Le retrait ou le désarroi de certains annonceurs dans la période récente a été révélateur d’un certain vide. Les marques de circonstances ont eu du mal à trouver le ton juste, ou même tout simplement à s’exprimer. Seules les marques de convictions, qui ont un véritable axe de différenciation, une vraie raison d’être, ont pu trouver leur place.
Où sont les marques, les marques de convictions, pas les marques de circonstances ? A force de faire croire que les entreprises sont là pour sauver le monde (marque sociétale) ou qu’elles sont là pour le bonheur de leurs salariés (marque employeur), certaines ont parfois fini par oublier qu’elles sont d’abord là pour faire leur métier, pour proposer la meilleure offre de produits ou de services dans leur domaine, pour être le plus utiles possible à leurs clients.

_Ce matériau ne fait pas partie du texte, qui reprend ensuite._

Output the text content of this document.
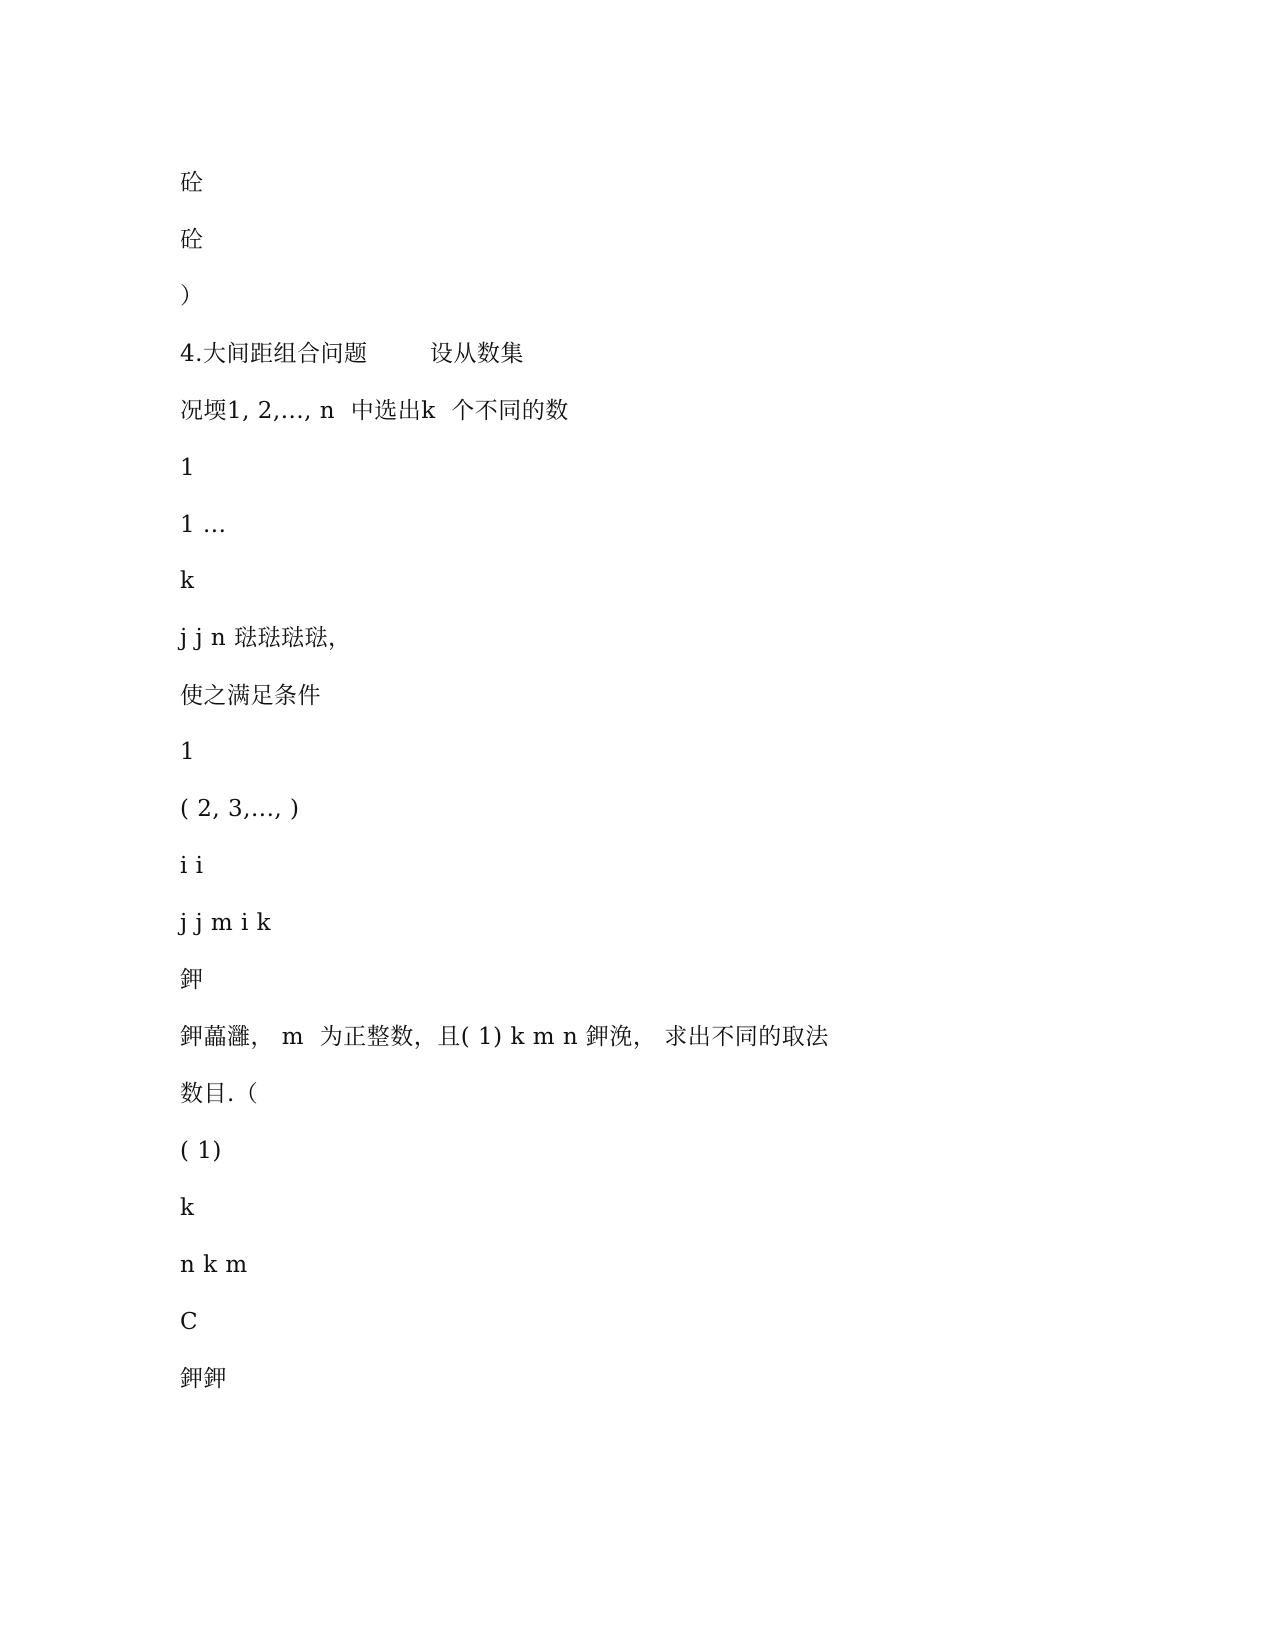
砼
砼
）
4.大间距组合问题        设从数集
况堧1, 2,..., n  中选出k  个不同的数
1
1 ...
k
j j n 琺琺琺琺，
使之满足条件
1
( 2, 3,..., )
i i
j j m i k
鉀
鉀藟灉， m  为正整数，且( 1) k m n 鉀浼， 求出不同的取法
数目.（
( 1)
k
n k m
C
鉀鉀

Dans la gouvernance de l’entreprise, la marque doit reprendre le pouvoir. Car réfléchir à travers le prisme de la marque, c’est se poser la question de la raison d’être dans le vrai sens du terme, c’est à dire ce que les anglo-saxons appellent le « purpose », ou ce que Simon Sinek a théorisé il y a plus de 10 ans dans le « Pourquoi ».
Réduire la raison d’être, mise en lumière en 2018 dans le rapport Notat-Senard et inscrite dans la loi Pacte en 2019, à la seule dimension sociale et environnementale, c’est oublier que l’entreprise, à travers la marque qui la représente sur le marché, doit d’abord affirmer une singularité, une certaine vision de son métier. Comme le dit Laurent Habib dans une tribune récente, on assiste à une dérive : « ce qui est important, c’est de mettre du social et du sociétal dans la consommation et non pas d’en faire un objet en soi (…). Les marques doivent d’abord parler de leurs fondamentaux, c’est à dire leur proposition de valeur, leur utilité, leur relation avec le consommateur ».
Dire que l’entreprise, au-delà de sa finalité économique, a une fonction concrète à accomplir et un rôle particulier à tenir dans son écosystème, ne doit pas conduire à limiter le discours à une accumulation de poncifs de l’ordre de la bien-pensance. Comme le disent Pierre Giacometti et Alain Péron, « exprimer sa raison d’être c’est raconter des choix de long terme, c’est énoncer des contraintes que l’on se choisit pour durer ». La bonne raison d’être, « c’est le supplément de sens que l’entreprise propose au-delà de la quête de profit à court terme ».
Des raisons d’être du type « Agir chaque jour dans l’intérêt de nos clients et de la société » (Crédit Agricole), ou « Porter une attention sincère aux autres et au monde » (Maif) sont certes louables ou sympathiques, mais n’apportent strictement rien. Quelle entreprise pourrait dire le contraire ? Comme le souligne Mercedes Era, la définition de la raison d’être doit permettre de « rentrer sur le terrain de l’alignement » ; « énoncer clairement sa raison d’être, c’est savoir pourquoi on vient travailler tous les matins ». Mais encore faut-il que la raison d’être sonne comme un engagement, une prise de position, une vision singulière.
Un positionnement trop vague ne permet pas de trouver le bon discours en temps normal ; c’est encore plus flagrant en temps de crise. Les entreprises qui ont trouvé le ton juste ces dernières semaines sont celles qui étaient déjà des marques fortes et ont continué de décliner un discours en cohérence avec leur position sur le marché.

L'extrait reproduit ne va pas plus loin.